That would be 1000usecs @1MHz (single precision SIN or COS), now closer to Microchip's 439us @1MHz (but it does with double)..

http://www.dcs.gla.ac.uk/~jhw/cordic/

If you are going to be doing a lot of floating point, you should be using a chip that has actual floating point instructions in it. Unfortunately, the Due does not use such a chip. Systems like Rasberry Pi, Beaglebone Black, etc. tend to have floating point. So you have to weigh is the floating point dominating your system that it would be better to switch to doing it via an alternate system, or do you just use a little floating point, and it is acceptable to use the software emulated floating point.

In addition to standard floating point in the Arm chip, in these systems that typically are designed for Linux, often times have GPUs (graphical processing unit) that you can push more of the calculations to the GPU. It depends on how dedicated you are to getting the most performance.

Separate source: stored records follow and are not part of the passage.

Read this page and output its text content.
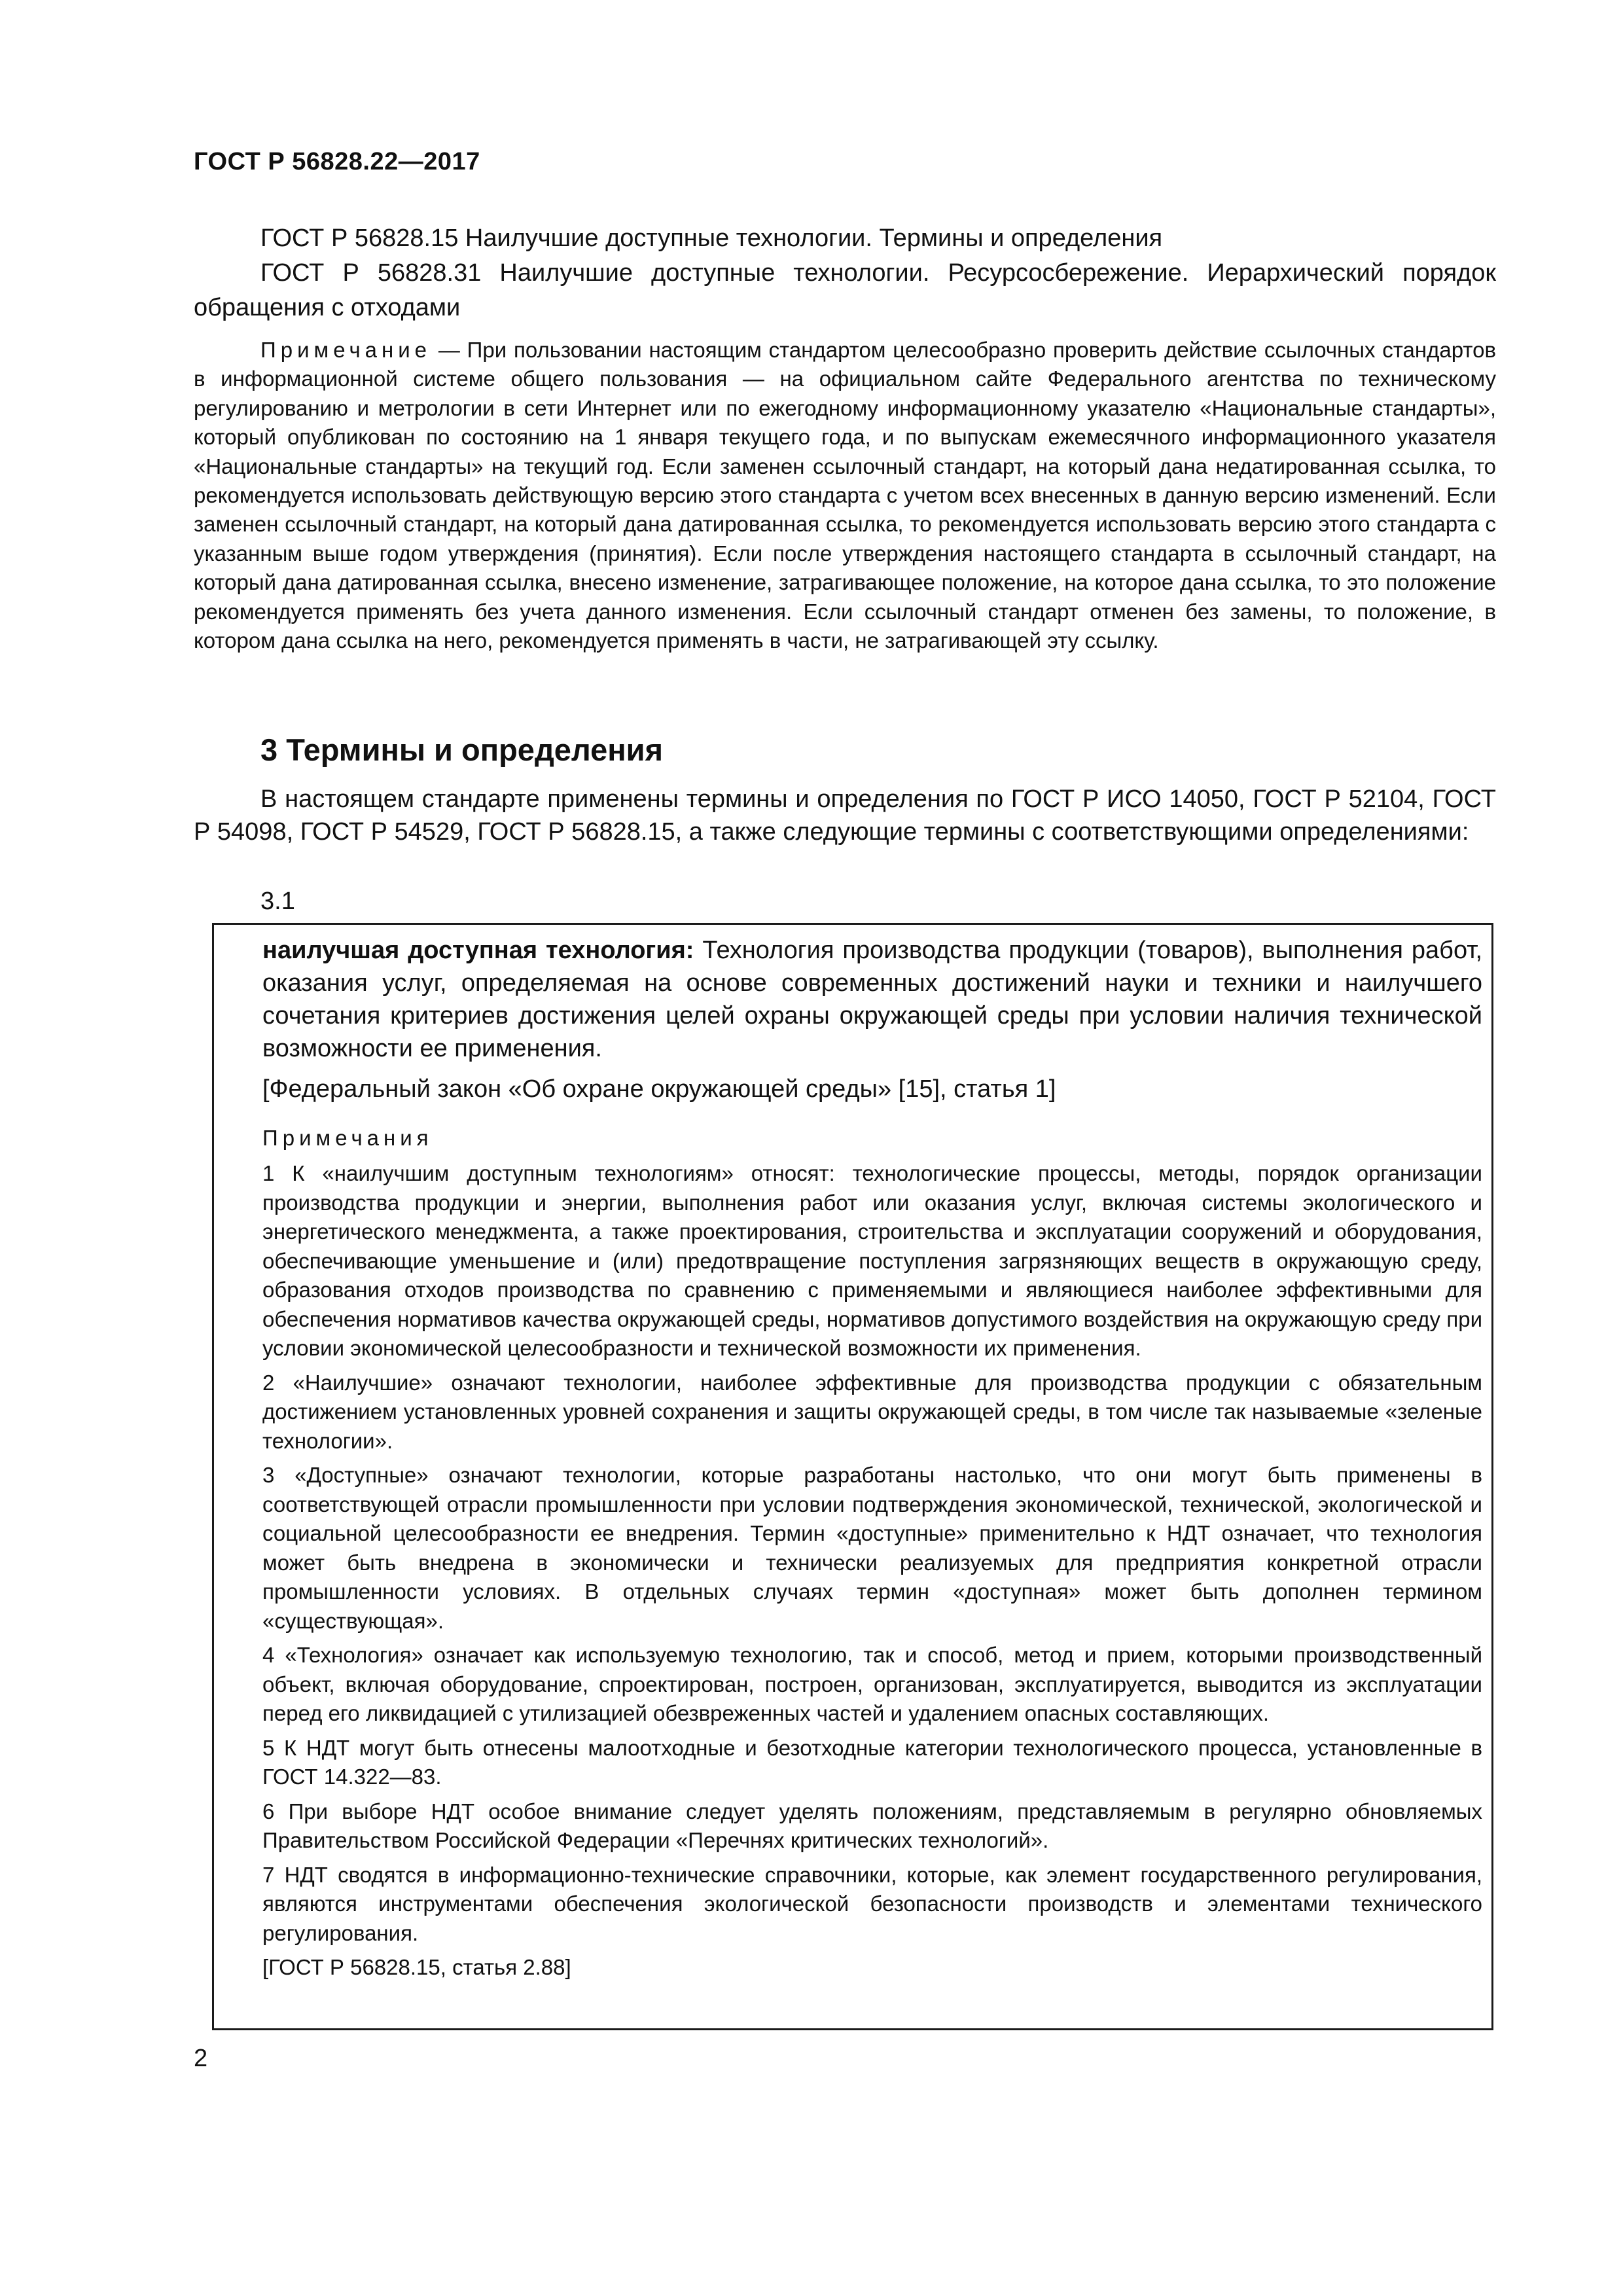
ГОСТ Р 56828.22—2017

ГОСТ Р 56828.15 Наилучшие доступные технологии. Термины и определения

ГОСТ Р 56828.31 Наилучшие доступные технологии. Ресурсосбережение. Иерархический порядок обращения с отходами

Примечание — При пользовании настоящим стандартом целесообразно проверить действие ссылочных стандартов в информационной системе общего пользования — на официальном сайте Федерального агентства по техническому регулированию и метрологии в сети Интернет или по ежегодному информационному указателю «Национальные стандарты», который опубликован по состоянию на 1 января текущего года, и по выпускам ежемесячного информационного указателя «Национальные стандарты» на текущий год. Если заменен ссылочный стандарт, на который дана недатированная ссылка, то рекомендуется использовать действующую версию этого стандарта с учетом всех внесенных в данную версию изменений. Если заменен ссылочный стандарт, на который дана датированная ссылка, то рекомендуется использовать версию этого стандарта с указанным выше годом утверждения (принятия). Если после утверждения настоящего стандарта в ссылочный стандарт, на который дана датированная ссылка, внесено изменение, затрагивающее положение, на которое дана ссылка, то это положение рекомендуется применять без учета данного изменения. Если ссылочный стандарт отменен без замены, то положение, в котором дана ссылка на него, рекомендуется применять в части, не затрагивающей эту ссылку.

3 Термины и определения

В настоящем стандарте применены термины и определения по ГОСТ Р ИСО 14050, ГОСТ Р 52104, ГОСТ Р 54098, ГОСТ Р 54529, ГОСТ Р 56828.15, а также следующие термины с соответствующими определениями:

3.1

наилучшая доступная технология: Технология производства продукции (товаров), выполнения работ, оказания услуг, определяемая на основе современных достижений науки и техники и наилучшего сочетания критериев достижения целей охраны окружающей среды при условии наличия технической возможности ее применения.

[Федеральный закон «Об охране окружающей среды» [15], статья 1]

Примечания

1 К «наилучшим доступным технологиям» относят: технологические процессы, методы, порядок организации производства продукции и энергии, выполнения работ или оказания услуг, включая системы экологического и энергетического менеджмента, а также проектирования, строительства и эксплуатации сооружений и оборудования, обеспечивающие уменьшение и (или) предотвращение поступления загрязняющих веществ в окружающую среду, образования отходов производства по сравнению с применяемыми и являющиеся наиболее эффективными для обеспечения нормативов качества окружающей среды, нормативов допустимого воздействия на окружающую среду при условии экономической целесообразности и технической возможности их применения.

2 «Наилучшие» означают технологии, наиболее эффективные для производства продукции с обязательным достижением установленных уровней сохранения и защиты окружающей среды, в том числе так называемые «зеленые технологии».

3 «Доступные» означают технологии, которые разработаны настолько, что они могут быть применены в соответствующей отрасли промышленности при условии подтверждения экономической, технической, экологической и социальной целесообразности ее внедрения. Термин «доступные» применительно к НДТ означает, что технология может быть внедрена в экономически и технически реализуемых для предприятия конкретной отрасли промышленности условиях. В отдельных случаях термин «доступная» может быть дополнен термином «существующая».

4 «Технология» означает как используемую технологию, так и способ, метод и прием, которыми производственный объект, включая оборудование, спроектирован, построен, организован, эксплуатируется, выводится из эксплуатации перед его ликвидацией с утилизацией обезвреженных частей и удалением опасных составляющих.

5 К НДТ могут быть отнесены малоотходные и безотходные категории технологического процесса, установленные в ГОСТ 14.322—83.

6 При выборе НДТ особое внимание следует уделять положениям, представляемым в регулярно обновляемых Правительством Российской Федерации «Перечнях критических технологий».

7 НДТ сводятся в информационно-технические справочники, которые, как элемент государственного регулирования, являются инструментами обеспечения экологической безопасности производств и элементами технического регулирования.

[ГОСТ Р 56828.15, статья 2.88]

2
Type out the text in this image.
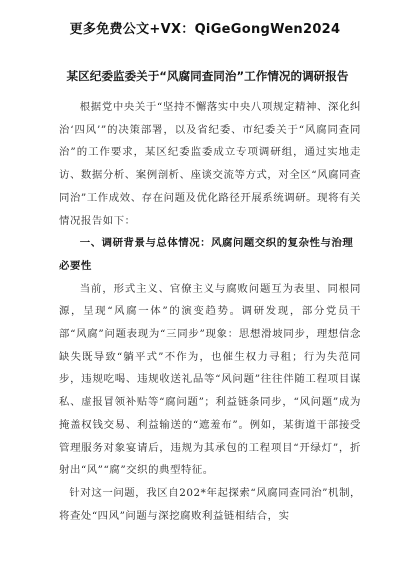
更多免费公文+VX：QiGeGongWen2024
某区纪委监委关于“风腐同查同治”工作情况的调研报告

根据党中央关于“坚持不懈落实中央八项规定精神、深化纠治‘四风’”的决策部署，以及省纪委、市纪委关于“风腐同查同治”的工作要求，某区纪委监委成立专项调研组，通过实地走访、数据分析、案例剖析、座谈交流等方式，对全区“风腐同查同治”工作成效、存在问题及优化路径开展系统调研。现将有关情况报告如下：

一、调研背景与总体情况：风腐问题交织的复杂性与治理必要性

当前，形式主义、官僚主义与腐败问题互为表里、同根同源，呈现“风腐一体”的演变趋势。调研发现，部分党员干部“风腐”问题表现为“三同步”现象：思想滑坡同步，理想信念缺失既导致“躺平式”不作为，也催生权力寻租；行为失范同步，违规吃喝、违规收送礼品等“风问题”往往伴随工程项目谋私、虚报冒领补贴等“腐问题”；利益链条同步，“风问题”成为掩盖权钱交易、利益输送的“遮羞布”。例如，某街道干部接受管理服务对象宴请后，违规为其承包的工程项目“开绿灯”，折射出“风”“腐”交织的典型特征。

针对这一问题，我区自202*年起探索“风腐同查同治”机制，将查处“四风”问题与深挖腐败利益链相结合，实
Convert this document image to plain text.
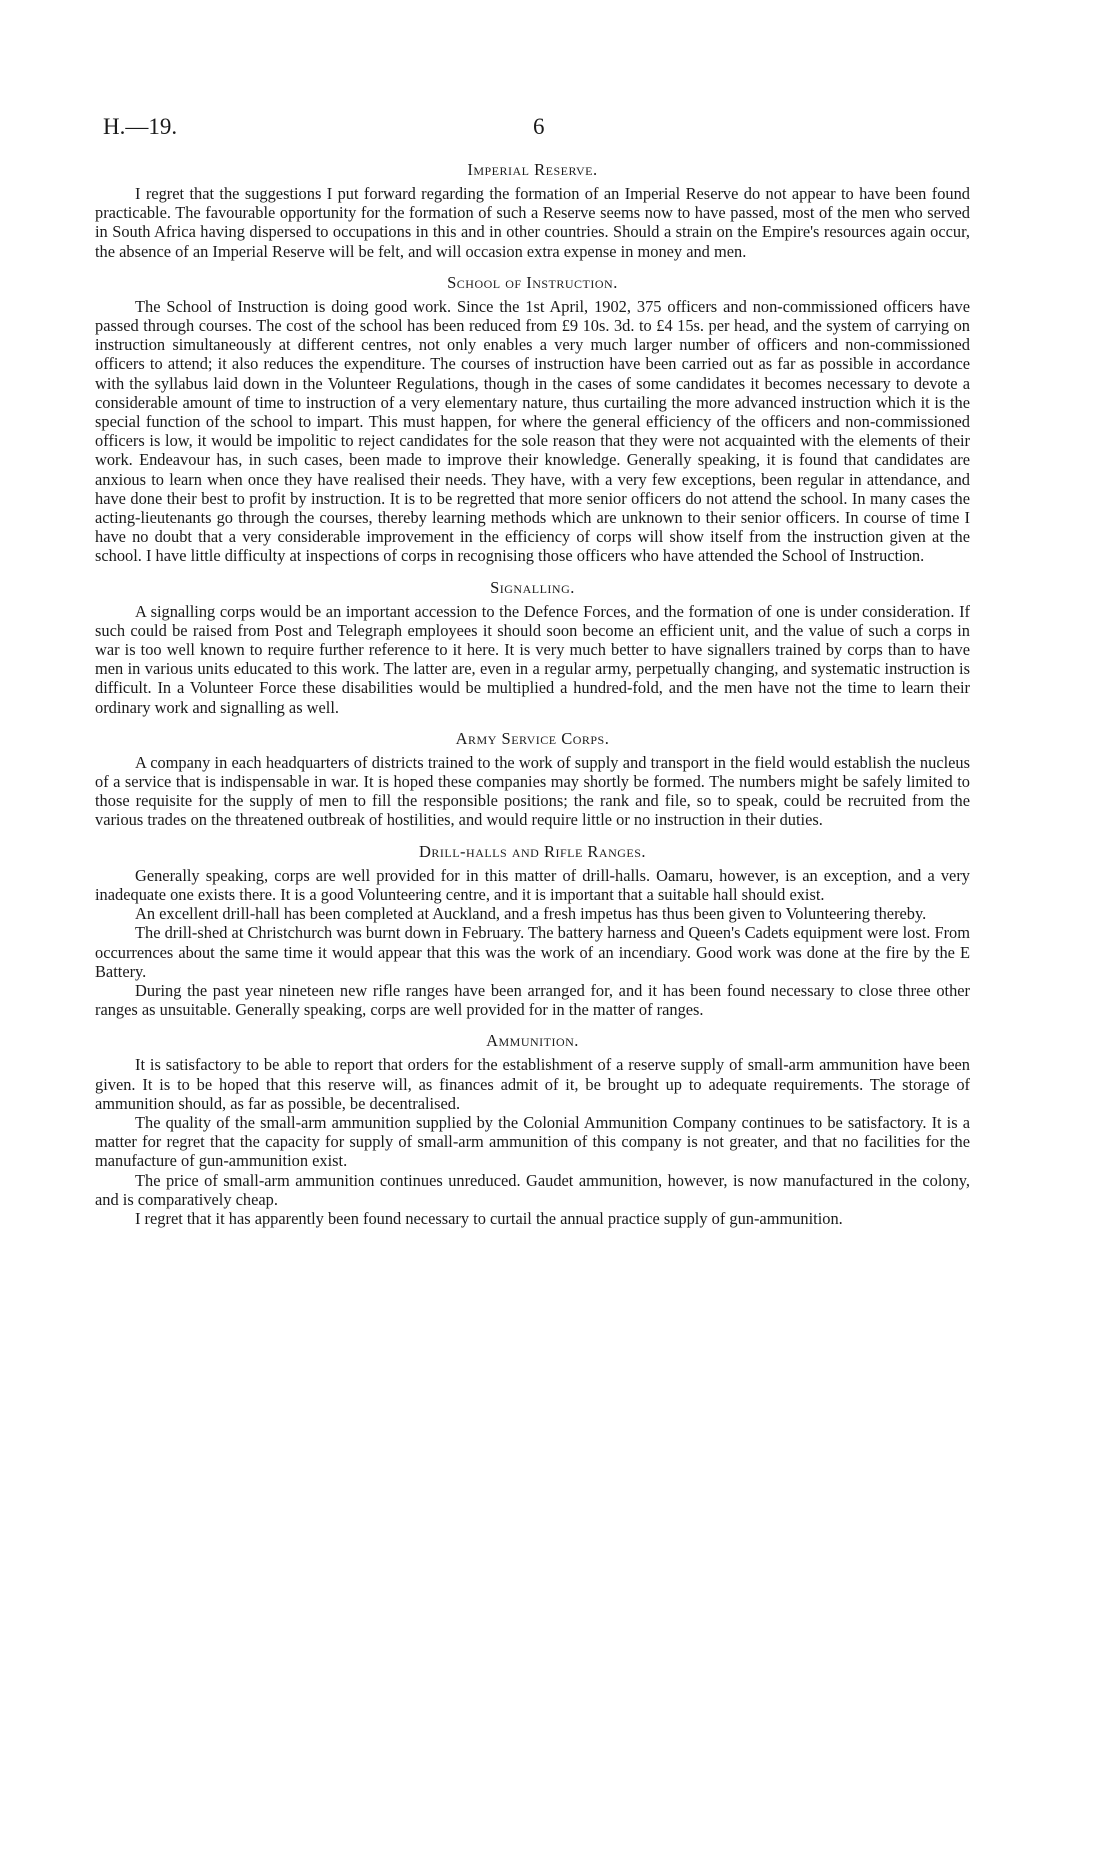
H.—19.	6
Imperial Reserve.

I regret that the suggestions I put forward regarding the formation of an Imperial Reserve do not appear to have been found practicable. The favourable opportunity for the formation of such a Reserve seems now to have passed, most of the men who served in South Africa having dispersed to occupations in this and in other countries. Should a strain on the Empire's resources again occur, the absence of an Imperial Reserve will be felt, and will occasion extra expense in money and men.

School of Instruction.

The School of Instruction is doing good work. Since the 1st April, 1902, 375 officers and non-commissioned officers have passed through courses. The cost of the school has been reduced from £9 10s. 3d. to £4 15s. per head, and the system of carrying on instruction simultaneously at different centres, not only enables a very much larger number of officers and non-commissioned officers to attend; it also reduces the expenditure. The courses of instruction have been carried out as far as possible in accordance with the syllabus laid down in the Volunteer Regulations, though in the cases of some candidates it becomes necessary to devote a considerable amount of time to instruction of a very elementary nature, thus curtailing the more advanced instruction which it is the special function of the school to impart. This must happen, for where the general efficiency of the officers and non-commissioned officers is low, it would be impolitic to reject candidates for the sole reason that they were not acquainted with the elements of their work. Endeavour has, in such cases, been made to improve their knowledge. Generally speaking, it is found that candidates are anxious to learn when once they have realised their needs. They have, with a very few exceptions, been regular in attendance, and have done their best to profit by instruction. It is to be regretted that more senior officers do not attend the school. In many cases the acting-lieutenants go through the courses, thereby learning methods which are unknown to their senior officers. In course of time I have no doubt that a very considerable improvement in the efficiency of corps will show itself from the instruction given at the school. I have little difficulty at inspections of corps in recognising those officers who have attended the School of Instruction.

Signalling.

A signalling corps would be an important accession to the Defence Forces, and the formation of one is under consideration. If such could be raised from Post and Telegraph employees it should soon become an efficient unit, and the value of such a corps in war is too well known to require further reference to it here. It is very much better to have signallers trained by corps than to have men in various units educated to this work. The latter are, even in a regular army, perpetually changing, and systematic instruction is difficult. In a Volunteer Force these disabilities would be multiplied a hundred-fold, and the men have not the time to learn their ordinary work and signalling as well.

Army Service Corps.

A company in each headquarters of districts trained to the work of supply and transport in the field would establish the nucleus of a service that is indispensable in war. It is hoped these companies may shortly be formed. The numbers might be safely limited to those requisite for the supply of men to fill the responsible positions; the rank and file, so to speak, could be recruited from the various trades on the threatened outbreak of hostilities, and would require little or no instruction in their duties.

Drill-halls and Rifle Ranges.

Generally speaking, corps are well provided for in this matter of drill-halls. Oamaru, however, is an exception, and a very inadequate one exists there. It is a good Volunteering centre, and it is important that a suitable hall should exist.

An excellent drill-hall has been completed at Auckland, and a fresh impetus has thus been given to Volunteering thereby.

The drill-shed at Christchurch was burnt down in February. The battery harness and Queen's Cadets equipment were lost. From occurrences about the same time it would appear that this was the work of an incendiary. Good work was done at the fire by the E Battery.

During the past year nineteen new rifle ranges have been arranged for, and it has been found necessary to close three other ranges as unsuitable. Generally speaking, corps are well provided for in the matter of ranges.

Ammunition.

It is satisfactory to be able to report that orders for the establishment of a reserve supply of small-arm ammunition have been given. It is to be hoped that this reserve will, as finances admit of it, be brought up to adequate requirements. The storage of ammunition should, as far as possible, be decentralised.

The quality of the small-arm ammunition supplied by the Colonial Ammunition Company continues to be satisfactory. It is a matter for regret that the capacity for supply of small-arm ammunition of this company is not greater, and that no facilities for the manufacture of gun-ammunition exist.

The price of small-arm ammunition continues unreduced. Gaudet ammunition, however, is now manufactured in the colony, and is comparatively cheap.

I regret that it has apparently been found necessary to curtail the annual practice supply of gun-ammunition.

Systems like Rasberry Pi, Beaglebone Black, etc. tend to have floating point.

STM32F4xx, 3xx (CM4) have got it as well.

westfw:
Here's a quiz:

All interesting questions, especially:

  1. Why did TI discontinue ("Not Recommended for New Designs") the entire Stellaris line of CM3 chips?
  2. Why did SI Labs pay $170 million to acquire Energy Micro?

I Googled around a little, found that the Stellaris CM3 line had bugs and used old 250nm production process. Energy Micro will give SI Labs low power and wireless functionality. That was just real quick, so would be glad to hear other input.

westfw, I could answer all those questions but I think it's only fair to let someone else have a go :slight_smile:


Rob

Graynomad:
westfw, I could answer all those questions but I think it's only fair to let someone else have a go :slight_smile:

Sounds like youse guys could teach a class. Probably couldn't afford you though :wink: